The second one is over-privileged access. Many people think their organisation is super secure. But if your house is a fort, and you’re giving your keys out to everyone around you, that is still an issue. So excessive access to sensitive data, to critical infrastructure, is another area of focus. Even if everything is configured perfectly and you don’t have any hackers in your environment, it introduces additional risk.
The aspect people think about the most is to identify malicious or suspicious activity as early as it happens. This is where AI can be taken advantage of; because if we leverage AI tools within our security tools within our infrastructure, we can use the fact that they can look at a lot of data, and they can do that really fast, to be able to also identify suspicious or malicious behaviors in an environment. So we can address those behaviors, those activities, as early as possible before anything critical is compromised.
Implementing AI ‘too good of an opportunity to miss out on’
TechRepublic: How are CISOs approaching the risks you are seeing with AI?
Liat: I’ve been in the cybersecurity industry for 15 years now. What I love seeing is most security experts, most CISOs, are unlike what they used to be like a decade ago. As opposed to being a gatekeeper, as opposed to saying, “No, we can’t use this because it’s risky,” they’re asking themselves, “How can we use this and make it less risky?” Which is an awesome trend to see.

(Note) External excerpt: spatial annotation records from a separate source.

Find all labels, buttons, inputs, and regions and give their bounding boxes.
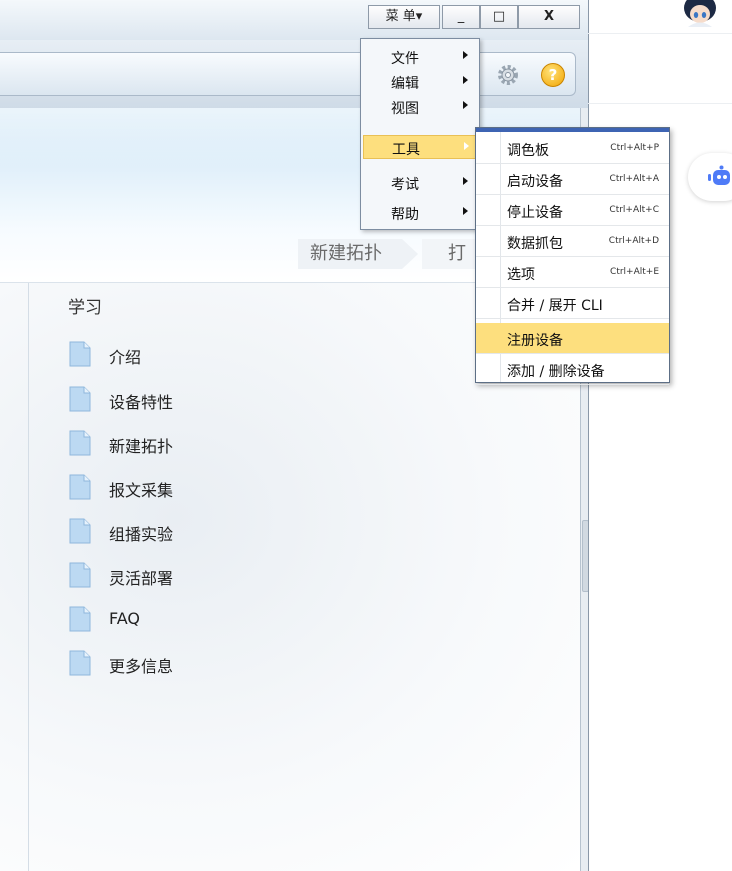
menu-item-edit[interactable]: 编辑: [363, 70, 477, 94]
gear-icon[interactable]: [496, 63, 520, 87]
submenu-item-label: 停止设备: [507, 205, 563, 221]
document-icon: [69, 606, 91, 632]
learn-item-label: 设备特性: [109, 393, 174, 412]
tab-new-topology[interactable]: 新建拓扑: [298, 239, 402, 269]
document-icon: [69, 474, 91, 500]
shortcut-text: Ctrl+Alt+E: [610, 267, 659, 277]
shortcut-text: Ctrl+Alt+A: [609, 174, 659, 184]
menu-item-view[interactable]: 视图: [363, 95, 477, 119]
page-divider: [588, 33, 732, 34]
submenu-item-label: 调色板: [507, 143, 549, 159]
submenu-item-capture[interactable]: 数据抓包 Ctrl+Alt+D: [476, 226, 669, 257]
splitter-handle[interactable]: [582, 520, 588, 592]
page-divider: [588, 103, 732, 104]
submenu-item-label: 选项: [507, 267, 535, 283]
main-menu: 文件 编辑 视图 工具 考试 帮助: [360, 38, 480, 230]
shortcut-text: Ctrl+Alt+D: [608, 236, 659, 246]
menu-item-label: 工具: [392, 142, 420, 158]
toolbar-strip: [0, 52, 576, 96]
menu-item-file[interactable]: 文件: [363, 45, 477, 69]
submenu-item-start-device[interactable]: 启动设备 Ctrl+Alt+A: [476, 164, 669, 195]
maximize-button[interactable]: □: [480, 5, 518, 29]
document-icon: [69, 518, 91, 544]
shortcut-text: Ctrl+Alt+P: [610, 143, 659, 153]
submenu-item-label: 数据抓包: [507, 236, 563, 252]
assistant-button[interactable]: [688, 153, 732, 201]
submenu-item-merge-cli[interactable]: 合并 / 展开 CLI: [476, 288, 669, 319]
submenu-item-register-device[interactable]: 注册设备: [476, 323, 669, 354]
document-icon: [69, 562, 91, 588]
submenu-arrow-icon: [463, 207, 468, 215]
submenu-item-label: 添加 / 删除设备: [507, 364, 605, 380]
learn-item-label: FAQ: [109, 609, 140, 628]
submenu-arrow-icon: [464, 142, 469, 150]
submenu-item-add-remove-device[interactable]: 添加 / 删除设备: [476, 354, 669, 385]
assistant-robot-icon: [708, 165, 730, 185]
submenu-item-label: 合并 / 展开 CLI: [507, 298, 603, 314]
menu-item-tools[interactable]: 工具: [363, 135, 477, 159]
submenu-item-label: 启动设备: [507, 174, 563, 190]
avatar[interactable]: [678, 0, 722, 27]
menu-button[interactable]: 菜 单▾: [368, 5, 440, 29]
document-icon: [69, 386, 91, 412]
close-button[interactable]: X: [518, 5, 580, 29]
document-icon: [69, 430, 91, 456]
menu-item-help[interactable]: 帮助: [363, 201, 477, 225]
learn-item-label: 灵活部署: [109, 569, 174, 588]
learn-item-label: 报文采集: [109, 481, 174, 500]
submenu-arrow-icon: [463, 51, 468, 59]
learn-item-label: 更多信息: [109, 657, 174, 676]
help-icon[interactable]: ?: [541, 63, 565, 87]
menu-item-label: 视图: [391, 101, 419, 117]
learn-item-label: 介绍: [109, 348, 142, 367]
panel-divider: [28, 283, 29, 871]
submenu-item-options[interactable]: 选项 Ctrl+Alt+E: [476, 257, 669, 288]
tab-arrow: [402, 239, 418, 269]
submenu-item-palette[interactable]: 调色板 Ctrl+Alt+P: [476, 133, 669, 164]
menu-item-label: 文件: [391, 51, 419, 67]
submenu-item-stop-device[interactable]: 停止设备 Ctrl+Alt+C: [476, 195, 669, 226]
document-icon: [69, 341, 91, 367]
learn-title: 学习: [68, 298, 102, 318]
submenu-arrow-icon: [463, 177, 468, 185]
document-icon: [69, 650, 91, 676]
learn-item-label: 组播实验: [109, 525, 174, 544]
submenu-arrow-icon: [463, 101, 468, 109]
menu-item-label: 考试: [391, 177, 419, 193]
minimize-button[interactable]: _: [442, 5, 480, 29]
shortcut-text: Ctrl+Alt+C: [609, 205, 659, 215]
tools-submenu: 调色板 Ctrl+Alt+P 启动设备 Ctrl+Alt+A 停止设备 Ctrl+Al…: [475, 127, 670, 385]
menu-item-exam[interactable]: 考试: [363, 171, 477, 195]
submenu-top-bar: [476, 128, 669, 132]
learn-item-label: 新建拓扑: [109, 437, 174, 456]
submenu-item-label: 注册设备: [507, 333, 563, 349]
menu-item-label: 帮助: [391, 207, 419, 223]
submenu-arrow-icon: [463, 76, 468, 84]
menu-item-label: 编辑: [391, 76, 419, 92]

They’re becoming more of an enabler.
TechRepublic: Are you seeing the good side of AI, as well as the risks?
Liat: Organisations need to think more about how they’re going to introduce AI, rather than thinking “AI is too risky right now”. You can’t do that.
Organisations that do not introduce AI in the next couple of years will just stay behind. It’s an amazing tool that can benefit so many business use cases, internally for collaboration and analysis and insights, and externally, for the tools we can provide our customers. There’s just too good of an opportunity to miss out on. If I can help organisations achieve that mindset where they say, “OK, we can use AI, but we just need to take these risks into account,” I’ve done my job.”